Put chopped avocado, chopped parsley, and chopped basil leaves in a small bowl and mix lightly until avocado is "dressed" with the herbs.

While Quinoa is cooking, sauté celery, mushrooms, and red pepper in 1 Tablespoon of olive oil in a frying pan. Sauté until soft.

Put 1/4 of the batch of Quinoa on a plate and top with sautéed vegetables, and then top with Avocado mixture.

Enjoy! 

























Day 2 of the 4 week whole food challenge!


Good Morning! If you are in the Northeast, I hope that you are getting through the blizzard okay today! I hope everyone enjoyed the juice yesterday. Today we get to eat whole foods. I have included the recipes for the day, and will post the pictures of the lunch and dinner on this note when I make those later on. Enjoy!

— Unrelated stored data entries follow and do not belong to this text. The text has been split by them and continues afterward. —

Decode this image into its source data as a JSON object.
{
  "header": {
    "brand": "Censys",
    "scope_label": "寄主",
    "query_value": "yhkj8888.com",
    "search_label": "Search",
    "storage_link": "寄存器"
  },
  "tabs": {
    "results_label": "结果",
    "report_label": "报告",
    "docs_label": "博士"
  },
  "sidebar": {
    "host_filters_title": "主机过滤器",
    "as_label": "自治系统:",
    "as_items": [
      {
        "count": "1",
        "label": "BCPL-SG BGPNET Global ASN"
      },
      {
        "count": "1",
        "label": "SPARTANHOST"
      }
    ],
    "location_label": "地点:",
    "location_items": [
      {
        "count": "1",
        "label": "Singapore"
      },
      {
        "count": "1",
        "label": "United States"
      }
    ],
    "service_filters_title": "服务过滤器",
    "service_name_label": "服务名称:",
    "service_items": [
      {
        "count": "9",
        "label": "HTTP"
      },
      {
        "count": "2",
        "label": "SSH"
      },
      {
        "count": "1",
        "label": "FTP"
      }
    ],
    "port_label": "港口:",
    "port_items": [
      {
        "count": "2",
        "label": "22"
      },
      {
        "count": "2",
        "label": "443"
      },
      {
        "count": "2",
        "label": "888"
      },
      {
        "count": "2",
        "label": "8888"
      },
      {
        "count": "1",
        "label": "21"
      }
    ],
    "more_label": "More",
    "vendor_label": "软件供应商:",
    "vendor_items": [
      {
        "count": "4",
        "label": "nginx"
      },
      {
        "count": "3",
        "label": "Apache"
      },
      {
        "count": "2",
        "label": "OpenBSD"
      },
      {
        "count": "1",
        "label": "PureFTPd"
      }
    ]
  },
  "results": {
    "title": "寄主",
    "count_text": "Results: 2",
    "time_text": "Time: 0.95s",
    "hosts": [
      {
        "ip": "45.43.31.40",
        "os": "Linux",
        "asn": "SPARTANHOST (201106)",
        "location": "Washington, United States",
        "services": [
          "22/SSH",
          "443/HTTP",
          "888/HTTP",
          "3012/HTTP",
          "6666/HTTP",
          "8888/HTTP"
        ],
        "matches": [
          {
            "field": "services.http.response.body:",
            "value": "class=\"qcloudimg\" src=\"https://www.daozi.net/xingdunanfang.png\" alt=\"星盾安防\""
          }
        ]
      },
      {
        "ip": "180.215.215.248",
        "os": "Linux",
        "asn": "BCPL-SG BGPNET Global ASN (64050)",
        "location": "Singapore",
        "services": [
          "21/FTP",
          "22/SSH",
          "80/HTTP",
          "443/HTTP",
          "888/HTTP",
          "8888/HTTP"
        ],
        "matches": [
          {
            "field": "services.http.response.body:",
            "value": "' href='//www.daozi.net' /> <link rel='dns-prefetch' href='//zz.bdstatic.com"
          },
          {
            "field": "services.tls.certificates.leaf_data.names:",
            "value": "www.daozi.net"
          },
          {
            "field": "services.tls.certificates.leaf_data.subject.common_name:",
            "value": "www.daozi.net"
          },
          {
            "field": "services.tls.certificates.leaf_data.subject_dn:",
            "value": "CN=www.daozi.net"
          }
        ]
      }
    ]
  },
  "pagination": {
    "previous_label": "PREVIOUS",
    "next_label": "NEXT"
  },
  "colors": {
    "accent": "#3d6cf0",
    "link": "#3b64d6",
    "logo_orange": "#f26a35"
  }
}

wake up: Cup of hot water with juice of half a lemon




Breakfast: Almond Date Shake




2 tablespoons raw almond butter
2 Medjool dates, pitted
1 1/2 cups cold water
1 frozen banana

blend in blender and enjoy




Lunch: Salad

1/2 head of Romaine shredded
1 medium beet thinly sliced or grated
1/2 avocado diced
10 cherry tomatoes
2 tablespoons raw pecan halves
2 tablespoons dried cranberries
1 tablespoon flazseed oil
1 tablespoon balsamic vinegar
sea salt
black pepper


Dinner: Chicken Foil Pack

3/4 cup canned diced tomatoes
1/3 cup chopped red bell pepper
1/3 cup sliced mushrooms
1/3 cup chopped onion
1 tsp chopped garlic
1/4 tsp dried oregano
1/4 tsp dried basil
one 5 oz boneless skinless chicken breast cutlet, pounded to 1/2 inch thickness
1/8 tsp each salt and black pepper

pre-heat oven to 375
lay foil on baking sheet
spray foil with non-stick spray

in a medium bowl mix together all ingredients except chicken, salt and pepper

Season chicken with salt and pepper and place on center of foil. Top with Veggie mixture and cover with another piece of foil.




Fold together and seal all four edges of foil, forming a well-sealed packet. 

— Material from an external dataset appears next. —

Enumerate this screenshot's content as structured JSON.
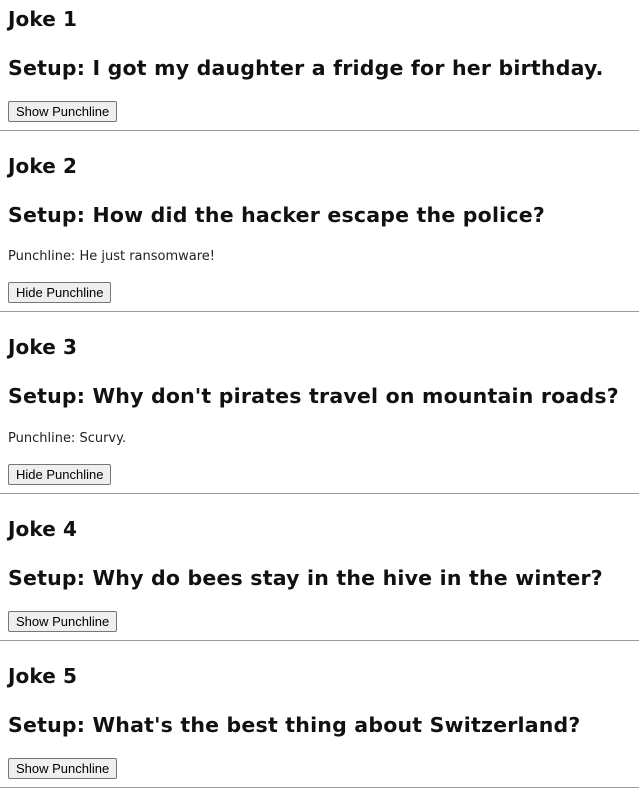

Bake for 25 minutes, or until chicken is cooked through and veggies are tender.

Cut packet to release steam before opening. Enjoy!
Evening - Chamomile herbal tea




Day 1 of the 4 week Whole Food Challenge!

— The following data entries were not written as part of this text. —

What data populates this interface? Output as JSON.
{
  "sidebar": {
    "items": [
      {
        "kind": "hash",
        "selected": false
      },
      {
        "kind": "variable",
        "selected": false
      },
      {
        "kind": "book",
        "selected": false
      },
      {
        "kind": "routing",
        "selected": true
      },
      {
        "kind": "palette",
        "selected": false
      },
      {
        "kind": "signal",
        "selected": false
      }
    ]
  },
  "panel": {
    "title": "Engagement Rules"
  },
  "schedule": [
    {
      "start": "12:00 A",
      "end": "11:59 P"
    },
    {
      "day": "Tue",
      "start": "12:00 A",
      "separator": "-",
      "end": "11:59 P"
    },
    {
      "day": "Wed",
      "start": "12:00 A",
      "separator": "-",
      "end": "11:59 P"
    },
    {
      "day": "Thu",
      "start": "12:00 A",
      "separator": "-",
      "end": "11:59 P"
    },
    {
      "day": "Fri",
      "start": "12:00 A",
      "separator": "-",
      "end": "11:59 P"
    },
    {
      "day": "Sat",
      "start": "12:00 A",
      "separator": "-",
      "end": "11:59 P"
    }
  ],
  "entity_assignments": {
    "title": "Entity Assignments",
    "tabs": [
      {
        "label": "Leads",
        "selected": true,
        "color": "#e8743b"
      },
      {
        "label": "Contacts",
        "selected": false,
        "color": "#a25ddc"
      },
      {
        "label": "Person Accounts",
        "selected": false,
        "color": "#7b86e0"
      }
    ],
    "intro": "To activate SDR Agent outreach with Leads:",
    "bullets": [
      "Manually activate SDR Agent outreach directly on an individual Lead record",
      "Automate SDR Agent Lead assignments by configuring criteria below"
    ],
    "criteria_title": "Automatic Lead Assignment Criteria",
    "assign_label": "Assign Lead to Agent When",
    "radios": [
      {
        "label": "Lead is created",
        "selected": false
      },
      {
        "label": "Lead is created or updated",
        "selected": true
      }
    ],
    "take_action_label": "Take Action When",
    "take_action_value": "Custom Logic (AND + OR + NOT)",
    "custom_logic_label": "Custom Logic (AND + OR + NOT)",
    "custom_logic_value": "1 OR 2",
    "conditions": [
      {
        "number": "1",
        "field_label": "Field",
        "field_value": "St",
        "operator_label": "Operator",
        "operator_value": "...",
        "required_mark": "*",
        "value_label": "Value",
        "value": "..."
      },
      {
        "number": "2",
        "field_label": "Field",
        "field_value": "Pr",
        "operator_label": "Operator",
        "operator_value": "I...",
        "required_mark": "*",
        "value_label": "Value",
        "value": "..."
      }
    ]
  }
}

Good Morning! Today is Monday and that means today is cleansing day! The only thing we'll consume today is the juice we make this morning.

Juice together:

2 fennel bulbs
3 green apples
3 cucumbers
1 bunch Swiss chard
1 bunch parsley
3 lemons
2 bunches celery

I'll be drinking about of third of this this morning and then I'll put the rest in a glass container to take to work with me. 

Keep refridgerated and drink throughout the day. Good luck!